Cool looking sign, i am also working on something similar, before Tyson licks someone to death  

With that kind of howl / bark i guess Rocky does not need an sign


----------



## Nigel (Jul 10, 2012)

Nice!


----------



## Hunter4628 (Mar 24, 2014)

sooo cute!


----------



## Susan_GSD_mom (Jan 7, 2014)

So happy for you that Rocky is the mature boy that he is, able to be on his own now! It's always such a relief, isn't it?

At my other house, there for 23 years, we never had to post any kind of sign, the canines spoke for themselves. It was just how we wanted it, because the area wasn't the greatest, and we had 2 attempted break-ins. Only 'attempted' because they were stopped by our 4-legged security guards armed to the teeth.

Then about 6 years ago we rescued Rosco, and a couple years later, Cesar. Both very large, very intimidating-looking.... And both the most mellow, friendly GSDs we ever had! So I put up a sign on our fence, mounted on a fire-engine red board. A good friend of mine, who also had GSDs, reminded me of Michigan's VERY strict dog laws, told me I shouldn't have the sign up.

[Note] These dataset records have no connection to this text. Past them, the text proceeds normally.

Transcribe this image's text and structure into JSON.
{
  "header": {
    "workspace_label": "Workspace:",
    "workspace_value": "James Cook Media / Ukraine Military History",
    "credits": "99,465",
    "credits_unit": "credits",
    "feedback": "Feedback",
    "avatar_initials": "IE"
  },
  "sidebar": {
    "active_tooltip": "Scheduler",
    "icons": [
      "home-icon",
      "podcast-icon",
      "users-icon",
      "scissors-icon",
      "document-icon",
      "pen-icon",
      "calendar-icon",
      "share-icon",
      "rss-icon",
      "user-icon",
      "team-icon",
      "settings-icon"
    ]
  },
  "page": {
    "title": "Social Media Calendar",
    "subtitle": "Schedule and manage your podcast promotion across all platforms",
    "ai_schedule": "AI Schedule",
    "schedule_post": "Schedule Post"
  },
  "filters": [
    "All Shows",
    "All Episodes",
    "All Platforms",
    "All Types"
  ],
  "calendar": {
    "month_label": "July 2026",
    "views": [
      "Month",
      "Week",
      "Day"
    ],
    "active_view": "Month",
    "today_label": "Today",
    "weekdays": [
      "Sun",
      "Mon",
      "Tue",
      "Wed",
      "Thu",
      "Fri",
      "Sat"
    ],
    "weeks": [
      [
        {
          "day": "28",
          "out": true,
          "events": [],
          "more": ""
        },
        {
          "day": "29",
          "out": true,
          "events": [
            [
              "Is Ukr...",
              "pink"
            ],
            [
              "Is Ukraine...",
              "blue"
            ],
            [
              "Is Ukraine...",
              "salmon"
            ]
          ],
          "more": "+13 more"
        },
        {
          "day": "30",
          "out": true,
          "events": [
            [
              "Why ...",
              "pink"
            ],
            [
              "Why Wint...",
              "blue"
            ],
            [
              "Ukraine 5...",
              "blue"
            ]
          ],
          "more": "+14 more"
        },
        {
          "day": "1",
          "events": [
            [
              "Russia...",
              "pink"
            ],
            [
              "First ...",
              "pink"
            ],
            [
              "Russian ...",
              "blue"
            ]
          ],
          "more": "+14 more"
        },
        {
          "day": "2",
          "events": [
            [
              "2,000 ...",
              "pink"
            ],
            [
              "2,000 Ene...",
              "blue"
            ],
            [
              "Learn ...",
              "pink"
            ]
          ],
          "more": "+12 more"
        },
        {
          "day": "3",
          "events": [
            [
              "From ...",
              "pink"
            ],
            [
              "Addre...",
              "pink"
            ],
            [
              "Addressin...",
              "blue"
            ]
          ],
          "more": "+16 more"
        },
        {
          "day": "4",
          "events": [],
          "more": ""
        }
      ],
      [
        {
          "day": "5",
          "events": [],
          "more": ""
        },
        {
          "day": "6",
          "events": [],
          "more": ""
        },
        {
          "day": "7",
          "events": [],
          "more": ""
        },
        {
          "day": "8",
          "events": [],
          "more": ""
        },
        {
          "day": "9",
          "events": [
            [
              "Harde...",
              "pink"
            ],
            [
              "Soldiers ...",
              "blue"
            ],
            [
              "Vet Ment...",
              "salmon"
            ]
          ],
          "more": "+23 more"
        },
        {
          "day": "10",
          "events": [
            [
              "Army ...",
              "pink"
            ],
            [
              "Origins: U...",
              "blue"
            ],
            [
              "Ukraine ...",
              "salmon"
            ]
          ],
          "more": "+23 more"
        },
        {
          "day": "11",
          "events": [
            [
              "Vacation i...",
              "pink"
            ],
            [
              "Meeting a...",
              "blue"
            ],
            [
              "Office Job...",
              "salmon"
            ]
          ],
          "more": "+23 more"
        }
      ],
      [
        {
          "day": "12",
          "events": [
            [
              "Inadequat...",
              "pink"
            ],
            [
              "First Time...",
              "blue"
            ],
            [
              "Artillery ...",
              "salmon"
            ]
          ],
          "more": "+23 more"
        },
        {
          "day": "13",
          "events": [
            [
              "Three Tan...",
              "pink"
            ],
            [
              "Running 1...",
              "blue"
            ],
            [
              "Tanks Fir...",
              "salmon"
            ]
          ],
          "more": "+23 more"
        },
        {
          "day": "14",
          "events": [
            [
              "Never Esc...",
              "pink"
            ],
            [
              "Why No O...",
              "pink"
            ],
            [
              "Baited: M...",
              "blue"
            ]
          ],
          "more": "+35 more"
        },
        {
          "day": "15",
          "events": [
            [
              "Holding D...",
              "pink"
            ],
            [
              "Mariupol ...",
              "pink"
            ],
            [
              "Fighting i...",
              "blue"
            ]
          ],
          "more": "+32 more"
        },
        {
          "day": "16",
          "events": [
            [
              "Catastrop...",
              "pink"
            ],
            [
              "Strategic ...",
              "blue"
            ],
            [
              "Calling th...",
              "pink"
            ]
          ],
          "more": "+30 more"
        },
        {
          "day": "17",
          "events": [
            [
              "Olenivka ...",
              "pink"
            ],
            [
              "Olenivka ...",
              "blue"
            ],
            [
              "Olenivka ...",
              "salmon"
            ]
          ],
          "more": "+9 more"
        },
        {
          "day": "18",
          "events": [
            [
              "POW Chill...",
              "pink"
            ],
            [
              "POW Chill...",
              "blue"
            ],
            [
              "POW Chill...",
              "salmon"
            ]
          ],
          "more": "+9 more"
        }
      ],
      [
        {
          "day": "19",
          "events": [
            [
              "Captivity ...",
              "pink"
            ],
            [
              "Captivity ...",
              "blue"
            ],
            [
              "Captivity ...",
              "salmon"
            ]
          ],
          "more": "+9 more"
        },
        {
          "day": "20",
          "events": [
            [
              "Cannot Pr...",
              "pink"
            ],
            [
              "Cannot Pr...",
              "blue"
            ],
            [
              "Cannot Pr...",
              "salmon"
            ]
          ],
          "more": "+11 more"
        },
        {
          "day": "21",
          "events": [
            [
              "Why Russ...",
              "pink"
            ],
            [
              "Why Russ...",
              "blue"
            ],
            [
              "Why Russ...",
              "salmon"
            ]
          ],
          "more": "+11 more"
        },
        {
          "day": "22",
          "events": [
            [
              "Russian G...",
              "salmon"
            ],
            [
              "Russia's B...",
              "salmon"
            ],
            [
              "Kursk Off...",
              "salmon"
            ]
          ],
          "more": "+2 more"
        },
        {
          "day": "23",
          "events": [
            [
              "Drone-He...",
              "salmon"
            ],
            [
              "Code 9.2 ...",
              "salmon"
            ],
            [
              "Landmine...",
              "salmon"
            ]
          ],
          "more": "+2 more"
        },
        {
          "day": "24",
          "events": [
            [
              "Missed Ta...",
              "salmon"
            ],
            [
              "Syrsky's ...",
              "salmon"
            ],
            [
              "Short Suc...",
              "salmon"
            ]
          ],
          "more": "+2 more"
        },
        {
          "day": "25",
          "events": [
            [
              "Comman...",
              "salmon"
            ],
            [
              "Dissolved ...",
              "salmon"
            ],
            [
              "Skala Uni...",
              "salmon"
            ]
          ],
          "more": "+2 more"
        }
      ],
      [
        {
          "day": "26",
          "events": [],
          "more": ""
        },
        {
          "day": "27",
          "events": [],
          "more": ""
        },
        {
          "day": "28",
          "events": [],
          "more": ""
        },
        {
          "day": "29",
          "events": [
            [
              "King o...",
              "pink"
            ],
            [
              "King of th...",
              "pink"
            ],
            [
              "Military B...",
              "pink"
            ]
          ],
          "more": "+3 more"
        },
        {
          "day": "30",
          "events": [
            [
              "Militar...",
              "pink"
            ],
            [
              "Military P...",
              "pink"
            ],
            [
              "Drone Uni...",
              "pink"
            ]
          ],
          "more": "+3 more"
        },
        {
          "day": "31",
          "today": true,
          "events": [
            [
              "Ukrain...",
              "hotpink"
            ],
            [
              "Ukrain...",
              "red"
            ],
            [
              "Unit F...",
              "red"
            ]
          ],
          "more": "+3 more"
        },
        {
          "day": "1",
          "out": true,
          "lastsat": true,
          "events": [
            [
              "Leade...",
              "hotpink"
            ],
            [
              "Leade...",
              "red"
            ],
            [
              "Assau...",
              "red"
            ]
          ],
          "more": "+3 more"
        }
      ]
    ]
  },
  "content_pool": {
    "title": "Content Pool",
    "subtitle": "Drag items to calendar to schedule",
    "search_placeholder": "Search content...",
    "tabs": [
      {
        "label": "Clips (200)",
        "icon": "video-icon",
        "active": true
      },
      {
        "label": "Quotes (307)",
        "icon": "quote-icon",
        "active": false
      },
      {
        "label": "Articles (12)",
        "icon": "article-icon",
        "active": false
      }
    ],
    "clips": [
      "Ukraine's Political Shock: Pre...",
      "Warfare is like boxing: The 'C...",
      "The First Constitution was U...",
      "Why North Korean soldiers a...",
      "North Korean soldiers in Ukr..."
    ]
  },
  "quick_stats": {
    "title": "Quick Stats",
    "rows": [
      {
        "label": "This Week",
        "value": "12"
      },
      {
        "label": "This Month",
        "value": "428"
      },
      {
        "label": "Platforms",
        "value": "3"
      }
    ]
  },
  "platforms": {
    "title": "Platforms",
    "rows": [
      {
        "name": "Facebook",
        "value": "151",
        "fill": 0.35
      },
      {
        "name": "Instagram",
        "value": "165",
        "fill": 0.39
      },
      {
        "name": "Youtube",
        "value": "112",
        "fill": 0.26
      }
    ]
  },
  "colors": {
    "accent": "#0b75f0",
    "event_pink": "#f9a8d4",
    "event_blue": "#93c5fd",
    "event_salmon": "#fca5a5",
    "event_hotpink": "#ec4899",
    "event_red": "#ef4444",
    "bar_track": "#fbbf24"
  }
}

I told him we needed the sign to stop anyone before they tried, because those two boys would probably open the door for them!

I do think that if push came to shove, Rosco and Cesar would have shown their GSD blood and protected our household, but I was glad they were never put to the test!

Susan


----------



## scarfish (Apr 9, 2013)

i always thought out dog would kill anyone who walked up in here. we can't even have friends over without her on a leash with prong collar and keeping her in a down stay. she goes crazy barking and always needs to be corrected. pretty embarrassing when the landlords come over. outside of the house she is fine with people but she's very over protective of the house.

few months ago wife fell asleep cooking chicken and almost burnt the place down. we were both sleeping through the smoke detector. when the fire dept. kicked in the front door, our fearless dog was just sitting on her bed chewing on a toy, not a peep from her. some guard dog she is.


----------



## Gwenhwyfair (Jul 27, 2010)

Reminds me of funny story. Hubs kept getting calls from an alarm company trying to sell us an alarm system.

They were really persistent too. :crazy:

One day he told them we already have an alarm system, stop calling!

The caller asked "Which alarm company do you use?"

Hubs responded "German Shepherd Alarm Systems"

The caller paused and then said "I've never heard of that company" 

Hubs told him "Oh yeah they're the best because they are alarms with TEETH". 

The caller was sort-a slow but finally got it and hubs hung up on him.


----------



## Sunflowers (Feb 17, 2012)

Gwenhwyfair said:


> The caller asked "Which alarm company do you use?"
> 
> Hubs responded "German Shepherd Alarm Systems"
> 
> ...


:wild:


----------



## Gwenhwyfair (Jul 27, 2010)

hehehe....dealing with telemarketers.... 

BTW I meant to say also, that is an awesome picture, the way the background is black and white, the sign and GSD in color. There are some talented artists/photographers on this site.


----------